Pope Francis' message is completely lost on Catholic universities

Colleges are saddling low-income students with massive debt, and those that aren't offer support to a select few

Published September 26, 2015 3:00PM (EDT)

This originally appeared on ProPublica.

ProPublica Pope Francis has made serving the poor a central tenet of his papacy. “Wealth makes us poor,” he told Cuban worshippers on Sunday, urging them not to forget “the smallest, the most abandoned.”

As the pope makes his first visit to the United States, he might want to reiterate that message to the nation’s Catholic colleges.

Six of the top 20 nonprofit colleges that are most expensive for low-income students are Catholic institutions, according to a ProPublica analysis of recently released federal data. At almost half of all Catholic colleges, low-income students graduate with more than $20,000 in federal loans. (See our Debt by Degrees interactive, which shows how American colleges compare in how much federal student loan debt students accumulate.)

At Catholic University of America in Washington D.C., where Pope Francis is scheduled to speak on Wednesday, the school’s poorest students pay over $31,000 a year in tuition, even after discounts from scholarships — more than any other research university in the nation. Students also graduate with a significant amount of debt: $26,000. And just 12 percent of its students are low-income.

Gerald Beyer, a Christian ethics professor from Villanova University said schools should be doing more. “Empowering the poor is a key part of Catholic social teaching, and education is an essential means of achieving this goal,” he said. “Catholic institutions need to rethink their own policies.”

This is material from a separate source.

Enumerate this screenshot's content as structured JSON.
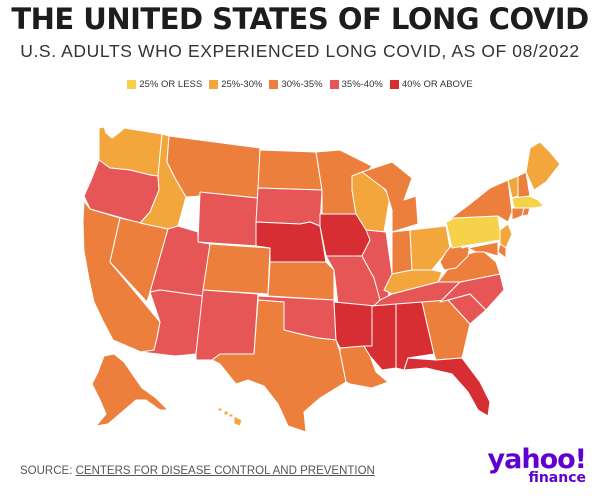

Several schools, including Catholic University, said financial struggles have limited their ability to provide aid. Catholic University recently laid off a handful of staff members. The school also points to its relatively modest endowment: $308 million.

“We are unfortunately not a school with an endowment that starts with a B,” said Christopher Lydon, vice president for enrollment management and marketing at Catholic University. (Last year, the Hechinger Report also explored the lack of financial aid to poor students at Catholic University and other Catholic schools.)

Notre Dame, Boston College, and Georgetown — all Catholic schools with endowments worth more than a billion dollars — offer more generous financial aid to their poorest students.

But like Catholic University, the schools don’t enroll many of them. The percentage of students who receive Pell grants — federal grants for students whose families typically earn under $30,000 — is less than 14 percent at each of the schools. Nonprofit four-year colleges on average have around 40 percent Pell grant recipients.

The wealthier Catholic universities say that they are working hard to enroll more low-income students. Georgetown and Boston College have need-blind admissions and guarantee to meet the full needs of students through financial aid.

Notre Dame, which has an $8 billion endowment, recently announced a $20 million fundto cover college expenses for low-income students. The school also has begun to enroll undocumented students and give them funds to match Pell grants, for which they are ineligible.

“Notre Dame is devoting considerable resources to attracting and, as importantly, supporting students from low socioeconomic households,” said the school’s spokesman, Dennis K. Brown.

Some Catholic universities with modest resources stand out for serving the poor.

Just down the road from Catholic University sits Trinity Washington, which has some well-known graduates, including Rep. Nancy Pelosi. The women’s university has a tiny $11 million endowment. But nearly 65 percent of its students receive Pell grants. The poorest students graduate with on average $16,000 of debt from federal loans.

Trinity Washington’s president, Patricia McGuire, believes that other Catholic schools should follow a similar path.

“There’s a whole group of schools that want to be in the Ivy Leagues and want to be considered prestigious, and then there’s the rest of us who believe education is not about competition,” said McGuire. “Every institution needs to examine its own conscience about whether it could do more for students on the margins.”

Anthony Carnevale, a professor at Georgetown and the director of the university’s Center on Education and the Workforce, says the lack of low-income students is being driven by college ratings and competition for high-performing applicants.

“Christianity, let alone Catholicism, is supposed to be about taking care of each other and throwing the money changers out of the temple, but Jesus didn’t have to run a college,” said Carnevale. “The only way for colleges to survive is to become more and more selective, and in this country, it means whiter and wealthier.”